Koperasi indnesia adalah

Table of Contents

Koperasi indnesia adalah

Koperasi indnesia adalah

   KOPERASI

Koperasi  indnesia adalah organisasi ekonomi rakyat yang berwatak social,beranggotakan orang-orang atau badan hokum. Koperasi yang merupakan tata susunan ekonomi sebagaai usaha bersama berdasarkan atas asas kekeluargaan dan kegotong-royongan.

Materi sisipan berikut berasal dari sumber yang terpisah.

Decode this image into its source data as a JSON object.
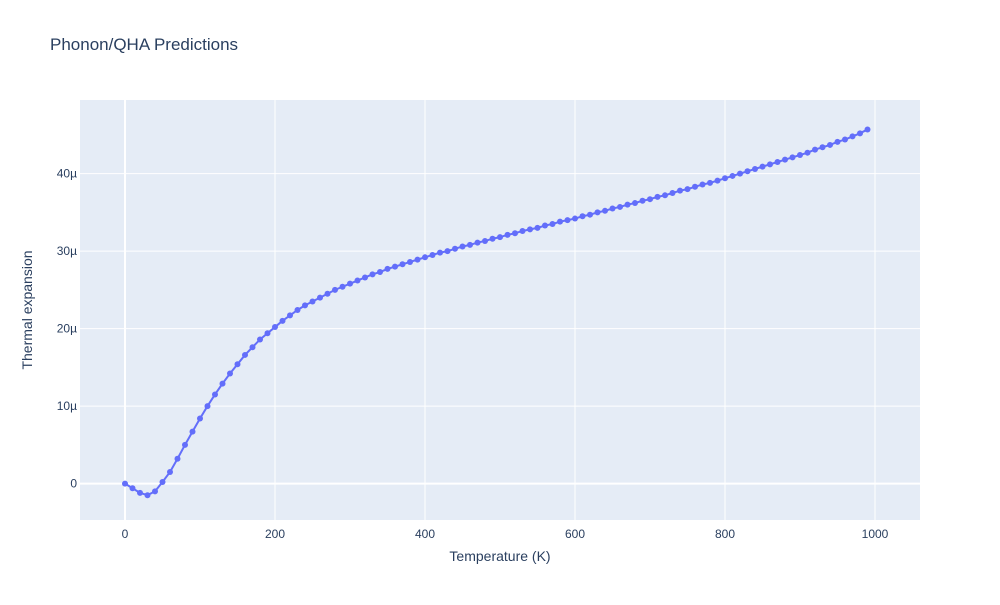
{
  "chart_data": {
    "type": "line",
    "title": "Phonon/QHA Predictions",
    "xlabel": "Temperature (K)",
    "ylabel": "Thermal expansion",
    "xlim": [
      -60,
      1060
    ],
    "ylim": [
      -4.7e-06,
      4.95e-05
    ],
    "x_ticks": [
      0,
      200,
      400,
      600,
      800,
      1000
    ],
    "x_tick_labels": [
      "0",
      "200",
      "400",
      "600",
      "800",
      "1000"
    ],
    "y_ticks": [
      0,
      1e-05,
      2e-05,
      3e-05,
      4e-05
    ],
    "y_tick_labels": [
      "0",
      "10µ",
      "20µ",
      "30µ",
      "40µ"
    ],
    "grid": true,
    "legend": "none",
    "colors": {
      "line": "#636efa",
      "plot_bg": "#e5ecf6",
      "grid": "#ffffff",
      "text": "#2a3f5f"
    },
    "series": [
      {
        "mode": "lines+markers",
        "x": [
          0,
          10,
          20,
          30,
          40,
          50,
          60,
          70,
          80,
          90,
          100,
          110,
          120,
          130,
          140,
          150,
          160,
          170,
          180,
          190,
          200,
          210,
          220,
          230,
          240,
          250,
          260,
          270,
          280,
          290,
          300,
          310,
          320,
          330,
          340,
          350,
          360,
          370,
          380,
          390,
          400,
          410,
          420,
          430,
          440,
          450,
          460,
          470,
          480,
          490,
          500,
          510,
          520,
          530,
          540,
          550,
          560,
          570,
          580,
          590,
          600,
          610,
          620,
          630,
          640,
          650,
          660,
          670,
          680,
          690,
          700,
          710,
          720,
          730,
          740,
          750,
          760,
          770,
          780,
          790,
          800,
          810,
          820,
          830,
          840,
          850,
          860,
          870,
          880,
          890,
          900,
          910,
          920,
          930,
          940,
          950,
          960,
          970,
          980,
          990
        ],
        "y": [
          0.0,
          -6e-07,
          -1.2e-06,
          -1.5e-06,
          -1e-06,
          2e-07,
          1.5e-06,
          3.2e-06,
          5e-06,
          6.7e-06,
          8.4e-06,
          1e-05,
          1.15e-05,
          1.29e-05,
          1.42e-05,
          1.54e-05,
          1.66e-05,
          1.76e-05,
          1.86e-05,
          1.94e-05,
          2.02e-05,
          2.1e-05,
          2.17e-05,
          2.24e-05,
          2.3e-05,
          2.35e-05,
          2.4e-05,
          2.45e-05,
          2.5e-05,
          2.54e-05,
          2.58e-05,
          2.62e-05,
          2.66e-05,
          2.7e-05,
          2.73e-05,
          2.77e-05,
          2.8e-05,
          2.83e-05,
          2.86e-05,
          2.89e-05,
          2.92e-05,
          2.95e-05,
          2.98e-05,
          3e-05,
          3.03e-05,
          3.06e-05,
          3.08e-05,
          3.11e-05,
          3.13e-05,
          3.16e-05,
          3.18e-05,
          3.21e-05,
          3.23e-05,
          3.26e-05,
          3.28e-05,
          3.3e-05,
          3.33e-05,
          3.35e-05,
          3.38e-05,
          3.4e-05,
          3.42e-05,
          3.45e-05,
          3.47e-05,
          3.5e-05,
          3.52e-05,
          3.55e-05,
          3.57e-05,
          3.6e-05,
          3.62e-05,
          3.65e-05,
          3.67e-05,
          3.7e-05,
          3.72e-05,
          3.75e-05,
          3.78e-05,
          3.8e-05,
          3.83e-05,
          3.86e-05,
          3.88e-05,
          3.91e-05,
          3.94e-05,
          3.97e-05,
          4e-05,
          4.03e-05,
          4.06e-05,
          4.09e-05,
          4.12e-05,
          4.15e-05,
          4.18e-05,
          4.21e-05,
          4.24e-05,
          4.27e-05,
          4.31e-05,
          4.34e-05,
          4.37e-05,
          4.41e-05,
          4.44e-05,
          4.48e-05,
          4.52e-05,
          4.57e-05
        ]
      }
    ]
  }
}
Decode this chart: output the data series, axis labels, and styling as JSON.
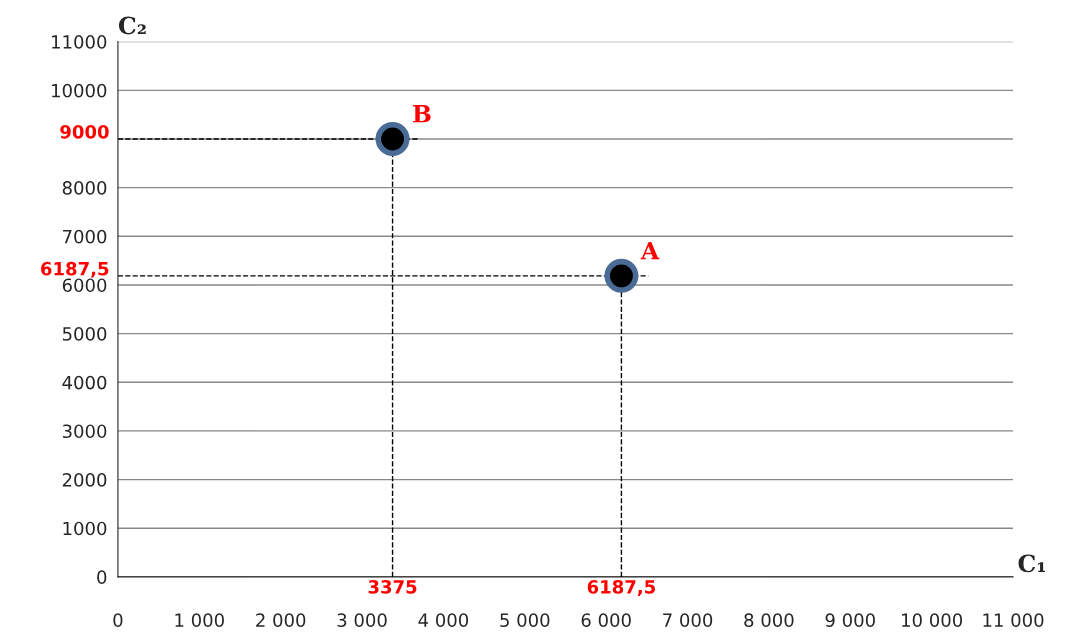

Untuk menjalankan  kegiatan usaha,koperasi memperoleh modal dari beberapa sumber yaitu anggota koperasi yang berbentuk simpanan pokok,simpanan wajib dan simpanan sukarela. Sedangkan dana atau modal juga bias diperoleh dari pinjaman,sisa hasil usaha (laba atau penanam modal dari luar).

fungsi koperasi yaitu :

  1. Alat perjuangan eekonomi untuk mempertinggi kesejahteraan rakyat.
  2. Alat pendemokrasian ekonomi nasional.
  3. Sebagai salah satu urat nadi bangsa Indonesia.
  4. Alat Pembina insan masyarakat untuk memperkokoh kedudukan ekonomi bangsa Indonesia,serta mengatur tata laksana perekonomian rakyat.

Keunggulan Koperasi
Koperasi bersaing dengan organisasi lain dalam hal memperoleh anggota, modal, pelanggan, dan sebagainya. Jika koperasi ingin menarik anggota, maka harus menawarkan keunggulan khusus, antara lain:
Keunggulan khusus yang ditawarkan koperasi jasa haruslah keunggulan khusus yang tidak ditemukan dalam lembaga lain, hanya dapat diwujudkan oleh individu-individu itu jika mereka menjadi anggota koperasi dan ini berarti pada saat mereka menjadi pemilik, dalam waktu yang sama mereka menjadi pengguna jasa. Seseorang pelaku (subject) ekonomi memasuki suatu hubungan dengan sebuah koperasi, maka ia dapat memperoleh manfaat sebagai kreditur, pemilik, pembeli, supplier, pelanggan atau karyawan. Para anggota koperasi dapat mengharapkan promosi khusus atas kepentingan mereka. Permodalan koperasi berasal dari para anggota koperasi yang kemudian akan dibagikan sebagai sisa hasil usaha ( SHU ) yang sesuai dengan jumlah yang disetor.

Kelemahan Koperasi
Konflik kepentingan antara pemilik organisasi (yang seharusnya kepentingan pemiliklah yang mendominasi) dengan kepentingan mereka yang mengontrol atau mengelola organisasi, merupakan fakta umulm yang terjadi di dunia usaha, sehingga harus ada pengawasan dan pemilikan.
Koperasi dapat menjadi organisasi yang benar-benar swadaya (mandiri), tetapi dapat pula diorganisir untuk mendapat bantuan dari luar. Dalam koperasi jenis kedua ini, para anggotanya tidak menyatukan sumberdayanya sendiri berupa milik anggotanya sendiri, tetapi koperasi didirikan untuk memperoleh bantuan dari pihak lain, seperti pemerintah atau donatur. sedangkan koperasi yang benar-benar swadaya, menyatukan sumberdayanya sendiri (swadaya) untuk memperoleh berbagai sumberdaya eksternal.